For this reason, his TBI was largely overlooked for several months until he was seen by an endocrinologist who did appropriate blood testing. His blood testing proved he was very low on testosterone. He was then was given the GST testing and it proved that his pituitary was not sending the proper hormonal signals to the pancreas. The endocrinologist was then able to objectively conclude that he had sustained anterior pituitary damage by virtue of the lack of gonadotropic hormones being produced. (See image above)

Without testosterone, his energy level fell off the table, he became moody and withdrawn. Worst of all, he became functionally sterile because he could not produce his own testosterone level, resulting in essentially a zero sperm count. For a man in his early twenties who wanted a family, this is a devastating injury.

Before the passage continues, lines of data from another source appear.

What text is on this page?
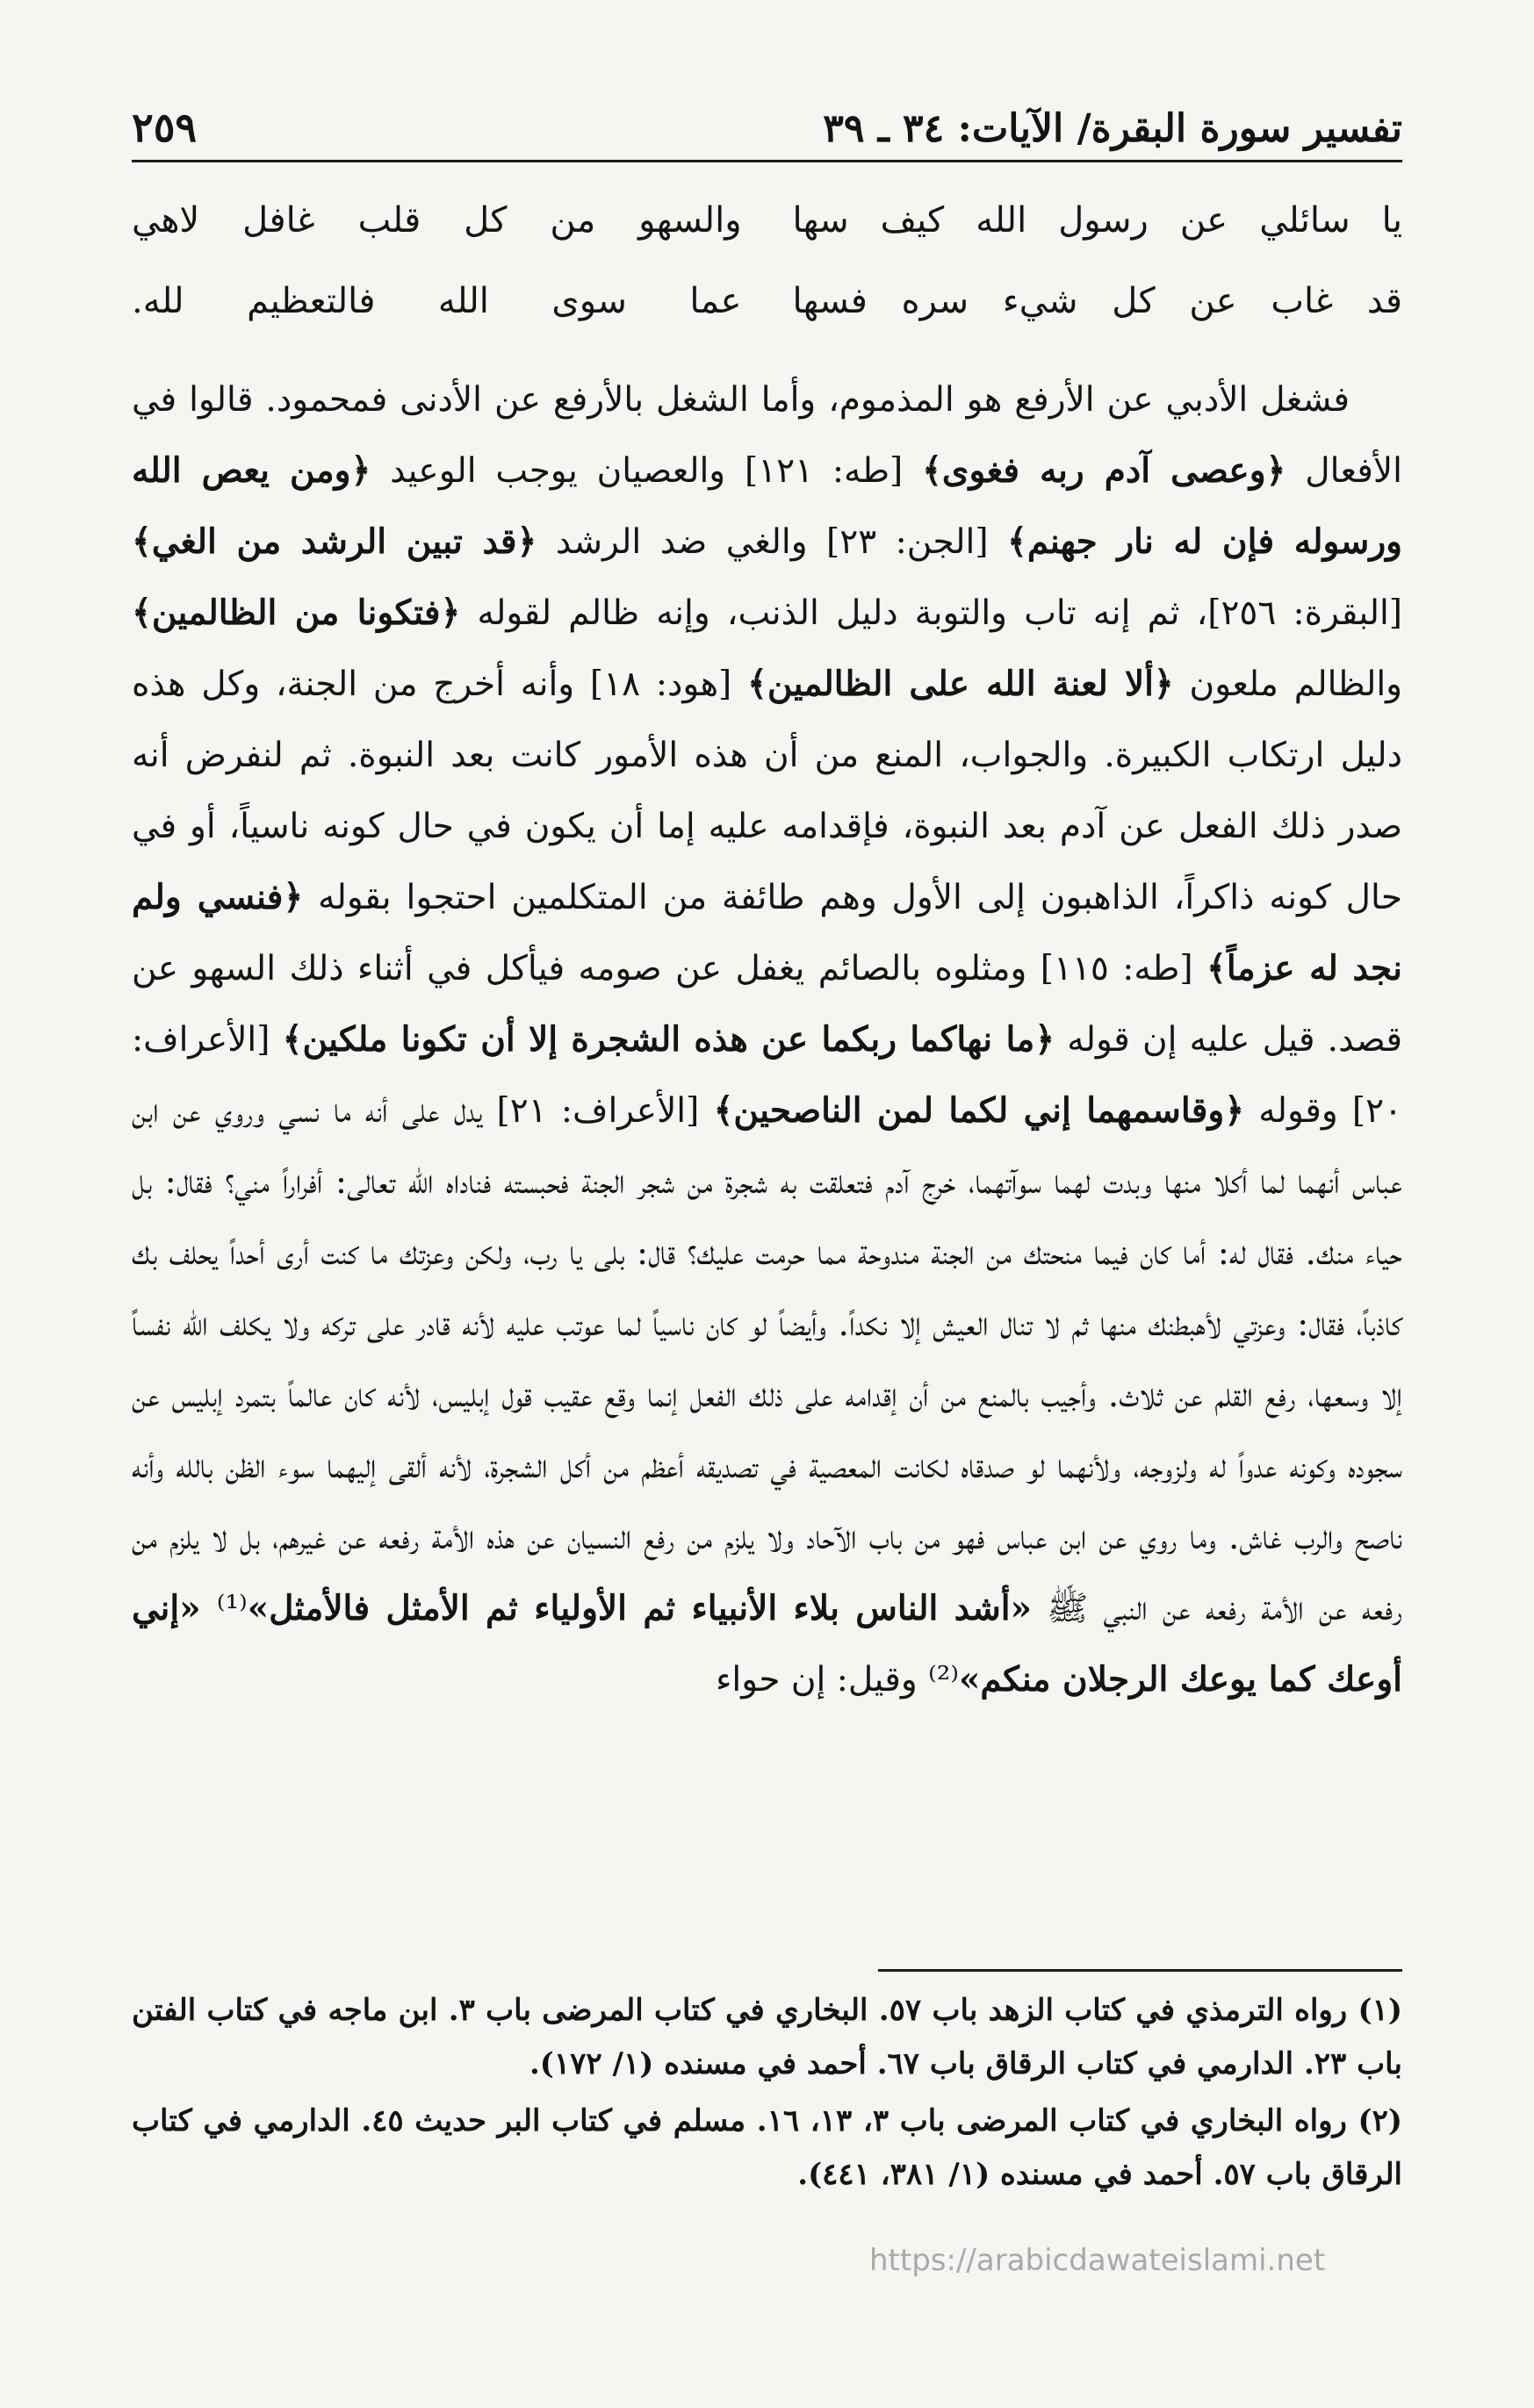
تفسير سورة البقرة/ الآيات: ٣٤ ـ ٣٩
٢٥٩
يا سائلي عن رسول الله كيف سها
والسهو من كل قلب غافل لاهي
قد غاب عن كل شيء سره فسها
عما سوى الله فالتعظيم لله.

فشغل الأدبي عن الأرفع هو المذموم، وأما الشغل بالأرفع عن الأدنى فمحمود. قالوا في الأفعال ﴿وعصى آدم ربه فغوى﴾ [طه: ١٢١] والعصيان يوجب الوعيد ﴿ومن يعص الله ورسوله فإن له نار جهنم﴾ [الجن: ٢٣] والغي ضد الرشد ﴿قد تبين الرشد من الغي﴾ [البقرة: ٢٥٦]، ثم إنه تاب والتوبة دليل الذنب، وإنه ظالم لقوله ﴿فتكونا من الظالمين﴾ والظالم ملعون ﴿ألا لعنة الله على الظالمين﴾ [هود: ١٨] وأنه أخرج من الجنة، وكل هذه دليل ارتكاب الكبيرة. والجواب، المنع من أن هذه الأمور كانت بعد النبوة. ثم لنفرض أنه صدر ذلك الفعل عن آدم بعد النبوة، فإقدامه عليه إما أن يكون في حال كونه ناسياً، أو في حال كونه ذاكراً، الذاهبون إلى الأول وهم طائفة من المتكلمين احتجوا بقوله ﴿فنسي ولم نجد له عزماً﴾ [طه: ١١٥] ومثلوه بالصائم يغفل عن صومه فيأكل في أثناء ذلك السهو عن قصد. قيل عليه إن قوله ﴿ما نهاكما ربكما عن هذه الشجرة إلا أن تكونا ملكين﴾ [الأعراف: ٢٠] وقوله ﴿وقاسمهما إني لكما لمن الناصحين﴾ [الأعراف: ٢١] يدل على أنه ما نسي وروي عن ابن عباس أنهما لما أكلا منها وبدت لهما سوآتهما، خرج آدم فتعلقت به شجرة من شجر الجنة فحبسته فناداه الله تعالى: أفراراً مني؟ فقال: بل حياء منك. فقال له: أما كان فيما منحتك من الجنة مندوحة مما حرمت عليك؟ قال: بلى يا رب، ولكن وعزتك ما كنت أرى أحداً يحلف بك كاذباً، فقال: وعزتي لأهبطنك منها ثم لا تنال العيش إلا نكداً. وأيضاً لو كان ناسياً لما عوتب عليه لأنه قادر على تركه ولا يكلف الله نفساً إلا وسعها، رفع القلم عن ثلاث. وأجيب بالمنع من أن إقدامه على ذلك الفعل إنما وقع عقيب قول إبليس، لأنه كان عالماً بتمرد إبليس عن سجوده وكونه عدواً له ولزوجه، ولأنهما لو صدقاه لكانت المعصية في تصديقه أعظم من أكل الشجرة، لأنه ألقى إليهما سوء الظن بالله وأنه ناصح والرب غاش. وما روي عن ابن عباس فهو من باب الآحاد ولا يلزم من رفع النسيان عن هذه الأمة رفعه عن غيرهم، بل لا يلزم من رفعه عن الأمة رفعه عن النبي ﷺ «أشد الناس بلاء الأنبياء ثم الأولياء ثم الأمثل فالأمثل»⁽¹⁾ «إني أوعك كما يوعك الرجلان منكم»⁽²⁾ وقيل: إن حواء

(١) رواه الترمذي في كتاب الزهد باب ٥٧. البخاري في كتاب المرضى باب ٣. ابن ماجه في كتاب الفتن باب ٢٣. الدارمي في كتاب الرقاق باب ٦٧. أحمد في مسنده (١/ ١٧٢).

(٢) رواه البخاري في كتاب المرضى باب ٣، ١٣، ١٦. مسلم في كتاب البر حديث ٤٥. الدارمي في كتاب الرقاق باب ٥٧. أحمد في مسنده (١/ ٣٨١، ٤٤١).

https://arabicdawateislami.net
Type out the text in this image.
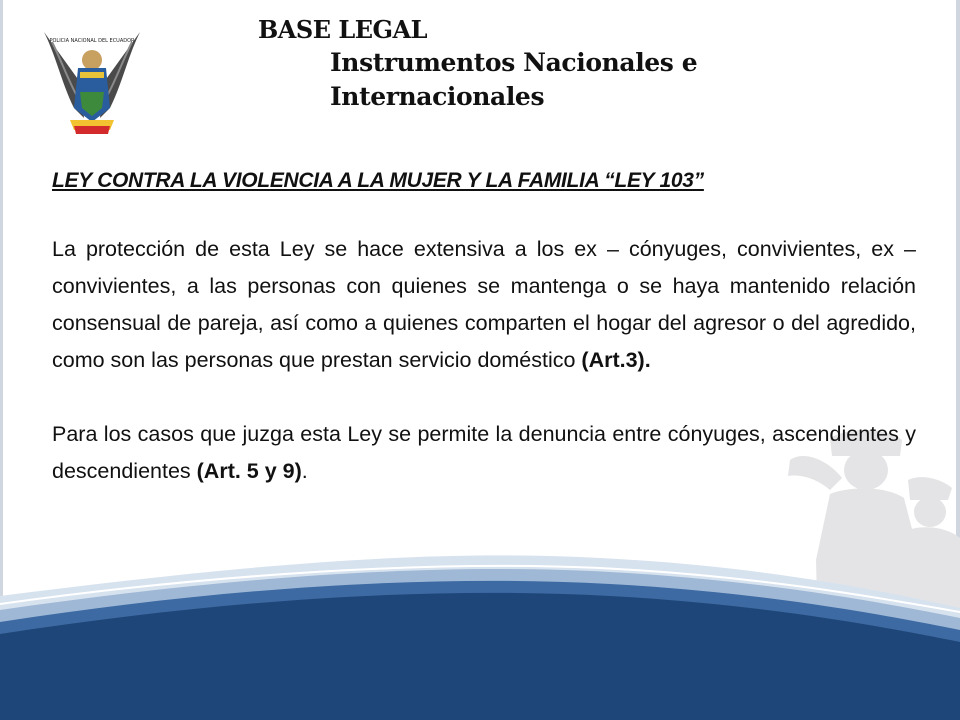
POLICIA NACIONAL DEL ECUADOR	BASE LEGAL
Instrumentos Nacionales e
Internacionales

LEY CONTRA LA VIOLENCIA A LA MUJER Y LA FAMILIA “LEY 103”

La protección de esta Ley se hace extensiva a los ex – cónyuges, convivientes, ex – convivientes, a las personas con quienes se mantenga o se haya mantenido relación consensual de pareja, así como a quienes comparten el hogar del agresor o del agredido, como son las personas que prestan servicio doméstico (Art.3).

Para los casos que juzga esta Ley se permite la denuncia entre cónyuges, ascendientes y descendientes (Art. 5 y 9).
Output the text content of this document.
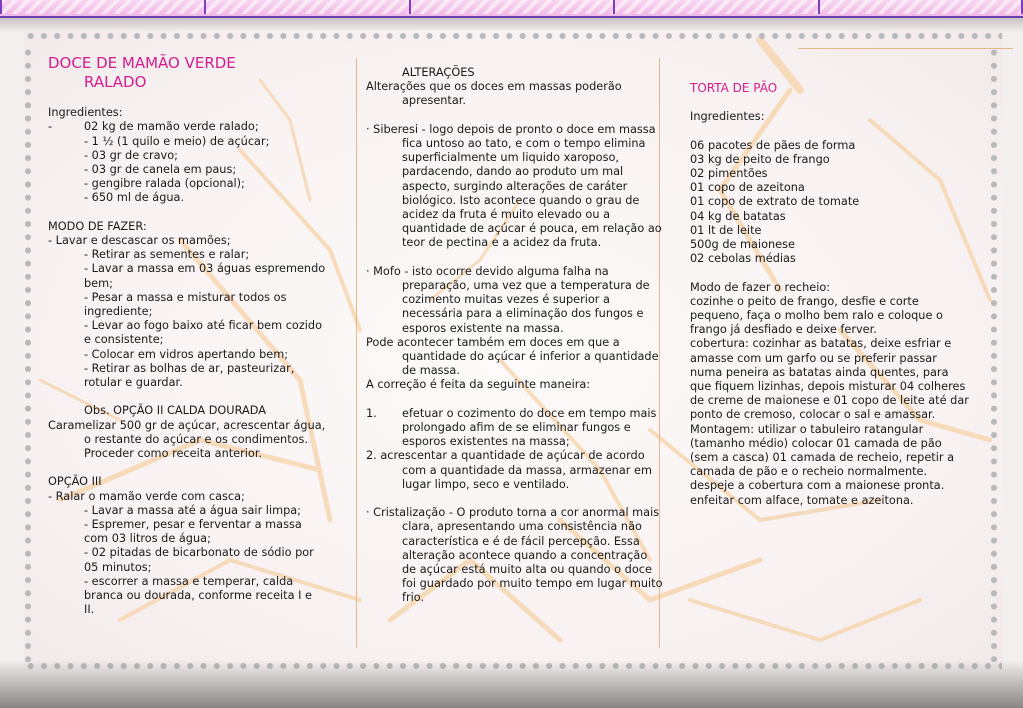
DOCE DE MAMÃO VERDE
RALADO
Ingredientes:
-	02 kg de mamão verde ralado;
- 1 ½ (1 quilo e meio) de açúcar;
- 03 gr de cravo;
- 03 gr de canela em paus;
- gengibre ralada (opcional);
- 650 ml de água.
MODO DE FAZER:
- Lavar e descascar os mamões;
- Retirar as sementes e ralar;
- Lavar a massa em 03 águas espremendo
bem;
- Pesar a massa e misturar todos os
ingrediente;
- Levar ao fogo baixo até ficar bem cozido
e consistente;
- Colocar em vidros apertando bem;
- Retirar as bolhas de ar, pasteurizar,
rotular e guardar.
Obs. OPÇÃO II CALDA DOURADA
Caramelizar 500 gr de açúcar, acrescentar água,
o restante do açúcar e os condimentos.
Proceder como receita anterior.
OPÇÃO III
- Ralar o mamão verde com casca;
- Lavar a massa até a água sair limpa;
- Espremer, pesar e ferventar a massa
com 03 litros de água;
- 02 pitadas de bicarbonato de sódio por
05 minutos;
- escorrer a massa e temperar, calda
branca ou dourada, conforme receita I e
II.
ALTERAÇÕES
Alterações que os doces em massas poderão apresentar.
· Siberesi - logo depois de pronto o doce em massa fica untoso ao tato, e com o tempo elimina superficialmente um liquido xaroposo, pardacendo, dando ao produto um mal aspecto, surgindo alterações de caráter biológico. Isto acontece quando o grau de acidez da fruta é muito elevado ou a quantidade de açúcar é pouca, em relação ao teor de pectina e a acidez da fruta.
· Mofo - isto ocorre devido alguma falha na preparação, uma vez que a temperatura de cozimento muitas vezes é superior a necessária para a eliminação dos fungos e esporos existente na massa.
Pode acontecer também em doces em que a quantidade do açúcar é inferior a quantidade de massa.
A correção é feita da seguinte maneira:
1. efetuar o cozimento do doce em tempo mais prolongado afim de se eliminar fungos e esporos existentes na massa;
2. acrescentar a quantidade de açúcar de acordo com a quantidade da massa, armazenar em lugar limpo, seco e ventilado.
· Cristalização - O produto torna a cor anormal mais clara, apresentando uma consistência não característica e é de fácil percepção. Essa alteração acontece quando a concentração de açúcar está muito alta ou quando o doce foi guardado por muito tempo em lugar muito frio.
TORTA DE PÃO
Ingredientes:
06 pacotes de pães de forma
03 kg de peito de frango
02 pimentões
01 copo de azeitona
01 copo de extrato de tomate
04 kg de batatas
01 lt de leite
500g de maionese
02 cebolas médias
Modo de fazer o recheio:
cozinhe o peito de frango, desfie e corte pequeno, faça o molho bem ralo e coloque o frango já desfiado e deixe ferver.
cobertura: cozinhar as batatas, deixe esfriar e amasse com um garfo ou se preferir passar numa peneira as batatas ainda quentes, para que fiquem lizinhas, depois misturar 04 colheres de creme de maionese e 01 copo de leite até dar ponto de cremoso, colocar o sal e amassar.
Montagem: utilizar o tabuleiro ratangular (tamanho médio) colocar 01 camada de pão (sem a casca) 01 camada de recheio, repetir a camada de pão e o recheio normalmente.
despeje a cobertura com a maionese pronta.
enfeitar com alface, tomate e azeitona.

For this man and others who have growth hormone deficiencies as a result of a pituitary injury, there can also be significant side effects. For example, with the pediatric population, growth issues can result if growth hormone levels are altered. A very common feature of pituitary damage cases is low growth hormone, which results in many of the same behavioral and energy changes noted in the case example above.


If you or someone you know has recently suffered a brain injury, they may be suffering from pituitary damage. At Brain Injury Law of Seattle, we believe in educating those involved in the brain injury community, so that less people will slip through the medical system with unrecognized pituitary injuries and will get the treatment they need to once again feel like they did before their brain injury.